Abstract
Purpose
Infusion of a source of endothelial progenitor cells (EPC) into the ischemic myocardium is emerging as a promising therapy for coronary ischemia, probably mediated by the formation of new blood vessels. Studies have shown that while the procedure is safe and feasible, efficacy results are contentious. The investigators hypothesized that the infusion of a combination cell product consisting of a source of EPC and mesenchymal stem cells (MSC) is safe and promotes the formation of more stable and mature blood vessels resulting in improved clinical outcomes.
Methods
Ten patients with stable angina pectoris (class III to IV) on maximal medical therapy were included. All patients had ≥70% stenosis in at least one coronary artery, and none was considered a candidate for percutaneous coronary intervention or coronary artery bypass graft. End points were feasibility and safety of intracoronary infusion of the combination cell product and assessment of myocardial ischemia, left ventricular ejection fraction (LVEF), and quality of life at 6 months postinfusion.
Results
Six months after cell infusion there were no adverse clinical events. Functional cardiac evaluation during the same period showed significant improvements in LVEF (average increase: 11%, P =.02) and myocardial ischemia (average decrease: 1.8 fold, P =.02). Additionally, all patients described significant improvements in quality of life.
Conclusions
Despite the inherent limitations associated with a Phase I clinical trial, this study demonstrates that the intracoronary infusion of the combination cell product is feasible and safe and also insinuates that this form of therapy may be beneficial.
1
Introduction
Coronary atherosclerotic disease is the leading cause of chronic myocardial ischemia (CMI) and the most common cause of death in the United States and other Western societies. The traditional treatment for this condition consists of medical therapy in combination with surgical or percutaneous revascularization in selective patients. However, an important proportion of patients remain symptomatic despite optimal anti-ischemic therapy. Often these patients are considered poor candidates for revascularization therapy due to severe comorbidities and/or unsuitability of the coronary anatomy . In recent years, new therapeutic modalities using growth factors and/or stem cells have been developed to attempt to decrease myocardial ischemia and offer these patients a better quality of life and possibly to decrease the risk of cardiovascular events .

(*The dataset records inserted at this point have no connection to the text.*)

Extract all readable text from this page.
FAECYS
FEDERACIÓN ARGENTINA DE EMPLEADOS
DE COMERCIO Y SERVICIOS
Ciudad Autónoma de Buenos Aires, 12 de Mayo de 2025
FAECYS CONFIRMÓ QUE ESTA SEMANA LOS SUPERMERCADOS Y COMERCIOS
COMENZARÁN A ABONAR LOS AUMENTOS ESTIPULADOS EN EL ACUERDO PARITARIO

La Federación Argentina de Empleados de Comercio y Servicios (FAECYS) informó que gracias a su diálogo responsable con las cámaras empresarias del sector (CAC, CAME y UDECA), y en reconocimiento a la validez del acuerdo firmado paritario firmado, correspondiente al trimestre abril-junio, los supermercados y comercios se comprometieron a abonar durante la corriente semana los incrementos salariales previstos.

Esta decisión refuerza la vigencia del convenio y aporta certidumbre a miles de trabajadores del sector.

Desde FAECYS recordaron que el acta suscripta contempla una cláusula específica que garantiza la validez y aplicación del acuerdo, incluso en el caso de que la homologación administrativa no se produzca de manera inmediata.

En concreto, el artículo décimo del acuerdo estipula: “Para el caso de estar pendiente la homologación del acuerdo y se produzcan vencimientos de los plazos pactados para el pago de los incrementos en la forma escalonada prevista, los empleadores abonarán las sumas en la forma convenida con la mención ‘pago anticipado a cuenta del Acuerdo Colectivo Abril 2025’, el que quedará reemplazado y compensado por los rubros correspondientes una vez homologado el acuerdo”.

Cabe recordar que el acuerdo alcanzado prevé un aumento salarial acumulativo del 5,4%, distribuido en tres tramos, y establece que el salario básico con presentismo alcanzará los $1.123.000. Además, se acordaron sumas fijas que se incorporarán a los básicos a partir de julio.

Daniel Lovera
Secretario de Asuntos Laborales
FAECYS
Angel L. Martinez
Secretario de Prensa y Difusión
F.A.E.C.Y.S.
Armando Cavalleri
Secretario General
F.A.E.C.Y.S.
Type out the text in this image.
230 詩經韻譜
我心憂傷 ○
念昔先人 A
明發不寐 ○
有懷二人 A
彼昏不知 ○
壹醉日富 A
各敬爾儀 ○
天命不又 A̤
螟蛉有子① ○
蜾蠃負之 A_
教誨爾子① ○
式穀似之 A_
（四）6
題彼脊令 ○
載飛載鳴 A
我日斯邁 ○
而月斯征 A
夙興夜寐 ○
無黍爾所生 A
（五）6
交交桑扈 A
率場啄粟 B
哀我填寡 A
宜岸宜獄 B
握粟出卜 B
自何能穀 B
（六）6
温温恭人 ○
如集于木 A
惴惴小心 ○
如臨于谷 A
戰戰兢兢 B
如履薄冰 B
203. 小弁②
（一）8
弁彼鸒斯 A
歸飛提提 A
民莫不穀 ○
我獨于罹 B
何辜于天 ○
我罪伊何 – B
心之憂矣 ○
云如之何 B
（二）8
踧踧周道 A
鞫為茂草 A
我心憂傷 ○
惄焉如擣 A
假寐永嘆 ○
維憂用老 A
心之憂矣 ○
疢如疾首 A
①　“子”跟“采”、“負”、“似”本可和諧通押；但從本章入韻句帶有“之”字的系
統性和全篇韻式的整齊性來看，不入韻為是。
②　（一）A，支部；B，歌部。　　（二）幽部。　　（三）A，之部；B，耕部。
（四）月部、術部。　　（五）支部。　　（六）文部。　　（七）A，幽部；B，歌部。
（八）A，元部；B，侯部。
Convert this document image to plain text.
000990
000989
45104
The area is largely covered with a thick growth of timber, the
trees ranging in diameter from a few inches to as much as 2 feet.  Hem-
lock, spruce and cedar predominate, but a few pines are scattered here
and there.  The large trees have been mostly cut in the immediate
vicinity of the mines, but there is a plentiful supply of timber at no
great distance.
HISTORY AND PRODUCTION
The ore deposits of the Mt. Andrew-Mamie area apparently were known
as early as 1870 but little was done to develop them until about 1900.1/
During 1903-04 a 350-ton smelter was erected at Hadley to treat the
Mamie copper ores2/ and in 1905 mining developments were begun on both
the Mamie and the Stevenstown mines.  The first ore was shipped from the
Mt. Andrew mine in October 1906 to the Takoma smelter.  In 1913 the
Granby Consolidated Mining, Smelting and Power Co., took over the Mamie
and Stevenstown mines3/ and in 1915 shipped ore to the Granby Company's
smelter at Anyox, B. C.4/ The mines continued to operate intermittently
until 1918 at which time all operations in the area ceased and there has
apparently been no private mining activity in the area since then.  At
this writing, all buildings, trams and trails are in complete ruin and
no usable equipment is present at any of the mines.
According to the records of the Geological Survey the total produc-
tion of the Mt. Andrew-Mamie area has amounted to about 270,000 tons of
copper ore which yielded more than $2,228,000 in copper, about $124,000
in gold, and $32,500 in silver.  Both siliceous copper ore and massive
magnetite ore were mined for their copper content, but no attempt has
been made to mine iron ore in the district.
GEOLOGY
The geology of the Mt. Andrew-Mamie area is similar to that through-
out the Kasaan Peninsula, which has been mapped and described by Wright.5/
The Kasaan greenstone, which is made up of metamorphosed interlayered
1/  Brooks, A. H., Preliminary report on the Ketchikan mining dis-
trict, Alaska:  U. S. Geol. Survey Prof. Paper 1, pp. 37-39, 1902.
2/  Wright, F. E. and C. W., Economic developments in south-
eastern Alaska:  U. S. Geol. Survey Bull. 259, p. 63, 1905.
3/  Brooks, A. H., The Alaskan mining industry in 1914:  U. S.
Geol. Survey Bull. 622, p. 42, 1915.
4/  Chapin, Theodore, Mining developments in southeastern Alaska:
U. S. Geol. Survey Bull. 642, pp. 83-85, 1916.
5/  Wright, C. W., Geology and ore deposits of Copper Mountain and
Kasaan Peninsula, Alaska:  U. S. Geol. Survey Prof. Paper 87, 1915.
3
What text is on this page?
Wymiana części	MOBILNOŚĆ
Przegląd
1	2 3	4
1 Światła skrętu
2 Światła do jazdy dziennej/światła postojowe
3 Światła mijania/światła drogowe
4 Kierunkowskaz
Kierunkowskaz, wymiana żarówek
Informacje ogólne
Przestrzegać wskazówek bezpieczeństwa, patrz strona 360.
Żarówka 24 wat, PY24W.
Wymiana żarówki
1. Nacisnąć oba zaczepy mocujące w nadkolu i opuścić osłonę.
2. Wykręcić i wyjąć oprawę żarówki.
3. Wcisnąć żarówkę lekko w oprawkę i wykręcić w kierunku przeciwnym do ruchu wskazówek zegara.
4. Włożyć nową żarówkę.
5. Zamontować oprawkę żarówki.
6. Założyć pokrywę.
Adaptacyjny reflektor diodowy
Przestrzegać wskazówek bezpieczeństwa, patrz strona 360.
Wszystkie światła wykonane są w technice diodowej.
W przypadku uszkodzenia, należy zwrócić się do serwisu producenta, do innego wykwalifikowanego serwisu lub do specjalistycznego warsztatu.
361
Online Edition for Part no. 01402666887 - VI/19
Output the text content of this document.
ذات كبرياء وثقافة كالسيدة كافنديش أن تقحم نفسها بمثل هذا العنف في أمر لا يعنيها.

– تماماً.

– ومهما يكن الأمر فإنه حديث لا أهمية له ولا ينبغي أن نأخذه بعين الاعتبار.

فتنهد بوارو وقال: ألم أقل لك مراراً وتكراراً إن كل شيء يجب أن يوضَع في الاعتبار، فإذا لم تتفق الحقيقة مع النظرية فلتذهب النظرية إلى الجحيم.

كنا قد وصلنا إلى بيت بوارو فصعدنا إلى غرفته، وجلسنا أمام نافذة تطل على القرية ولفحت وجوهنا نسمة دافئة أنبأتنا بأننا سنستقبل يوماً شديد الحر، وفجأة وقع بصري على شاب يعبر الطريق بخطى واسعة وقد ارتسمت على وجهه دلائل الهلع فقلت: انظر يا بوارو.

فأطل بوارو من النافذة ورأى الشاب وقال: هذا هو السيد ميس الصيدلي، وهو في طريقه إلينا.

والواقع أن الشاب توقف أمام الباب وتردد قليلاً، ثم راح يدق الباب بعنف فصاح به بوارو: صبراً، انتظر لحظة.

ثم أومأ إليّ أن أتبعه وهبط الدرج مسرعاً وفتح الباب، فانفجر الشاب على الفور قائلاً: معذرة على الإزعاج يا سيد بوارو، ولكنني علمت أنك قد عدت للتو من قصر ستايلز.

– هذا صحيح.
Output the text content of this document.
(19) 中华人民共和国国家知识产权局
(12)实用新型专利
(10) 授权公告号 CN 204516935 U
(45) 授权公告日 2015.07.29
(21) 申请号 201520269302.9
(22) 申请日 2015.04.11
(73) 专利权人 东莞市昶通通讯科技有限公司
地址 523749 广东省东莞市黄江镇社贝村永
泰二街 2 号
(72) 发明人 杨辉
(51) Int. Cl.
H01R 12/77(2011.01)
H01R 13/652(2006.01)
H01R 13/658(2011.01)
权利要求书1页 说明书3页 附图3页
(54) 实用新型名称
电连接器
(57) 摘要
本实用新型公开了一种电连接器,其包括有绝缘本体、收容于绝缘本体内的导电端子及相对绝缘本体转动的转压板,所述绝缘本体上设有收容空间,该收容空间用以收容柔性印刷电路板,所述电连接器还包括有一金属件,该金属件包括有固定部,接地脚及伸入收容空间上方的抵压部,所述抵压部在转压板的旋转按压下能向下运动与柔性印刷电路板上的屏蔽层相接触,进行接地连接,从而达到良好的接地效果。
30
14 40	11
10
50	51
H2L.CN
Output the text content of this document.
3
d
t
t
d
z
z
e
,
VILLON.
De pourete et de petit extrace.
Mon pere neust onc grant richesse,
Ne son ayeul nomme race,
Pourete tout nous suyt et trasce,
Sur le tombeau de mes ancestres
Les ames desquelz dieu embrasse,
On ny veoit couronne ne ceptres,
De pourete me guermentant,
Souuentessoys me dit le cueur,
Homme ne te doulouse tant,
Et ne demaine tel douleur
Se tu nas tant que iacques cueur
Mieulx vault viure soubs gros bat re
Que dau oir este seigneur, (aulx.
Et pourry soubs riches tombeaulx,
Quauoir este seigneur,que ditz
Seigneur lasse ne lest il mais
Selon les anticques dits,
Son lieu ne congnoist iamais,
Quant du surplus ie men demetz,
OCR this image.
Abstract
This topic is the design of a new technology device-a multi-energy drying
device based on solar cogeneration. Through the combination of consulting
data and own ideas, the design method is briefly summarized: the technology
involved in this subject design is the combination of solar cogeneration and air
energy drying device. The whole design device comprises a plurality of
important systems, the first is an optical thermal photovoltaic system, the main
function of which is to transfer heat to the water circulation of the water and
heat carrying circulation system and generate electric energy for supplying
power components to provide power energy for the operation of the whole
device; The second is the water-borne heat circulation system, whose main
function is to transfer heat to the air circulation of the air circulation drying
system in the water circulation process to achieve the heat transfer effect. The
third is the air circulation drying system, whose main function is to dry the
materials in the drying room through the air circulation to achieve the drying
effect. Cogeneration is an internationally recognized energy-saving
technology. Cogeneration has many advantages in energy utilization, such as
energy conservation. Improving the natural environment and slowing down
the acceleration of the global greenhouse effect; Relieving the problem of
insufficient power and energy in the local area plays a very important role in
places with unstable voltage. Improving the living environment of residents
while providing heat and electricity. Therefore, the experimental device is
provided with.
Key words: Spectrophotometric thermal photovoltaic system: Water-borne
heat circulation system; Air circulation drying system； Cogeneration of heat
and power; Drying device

Since 2001, several clinical studies have been initiated to determine the safety and effectiveness of myocardial infusion of bone marrow- or blood-derived mononuclear cells (MNC) in patients with severe coronary artery disease, refractory stable angina pectoris, or advanced ischemic heart failure .
The common rationale of these studies is that the infusion of bone marrow- or peripheral blood-derived MNC, a source of endothelial progenitor cells (EPC), may enhance angiogenesis and promote myocardial repair . However, the formation of new mature blood vessel requires, in addition to EPC, the coordinated participation of mural cells (vascular smooth cells, pericytes) as well as the availability of local/distant growth factors, chemokines, and extracellular matrix molecules .
Bone marrow-derived mesenchymal stem cells (MSC) represent a source of pericyte progenitors and also of angiogenic growth factors and extracellular matrix components . We hypothesize that the use of a combination cellular product containing MNC as well as MSC will have a positive impact in the formation of new and stable blood vessels. The present Phase I study was designed to investigate the safety and feasibility of intracoronary infusion of a combination cell product containing autologous bone marrow-derived MNC and MSC to patients with CMI.
2
Methods
2.1
Patient population
A total of 10 patients with stable myocardial ischemia, angina functional class III or IV (Canadian Cardiovascular Society), were prospectively enrolled in the present investigation. The baseline clinical characteristics of the patient population are indicated in Table 1 . All patients had reversible perfusion defects on pharmacological single-photon emission computed tomography (SPECT). Patients with recent (≤4 weeks) acute, ST- or non-ST-elevation, myocardial infarction (MI) were excluded. All patients were enrolled at one center from February 2008 to July 2008.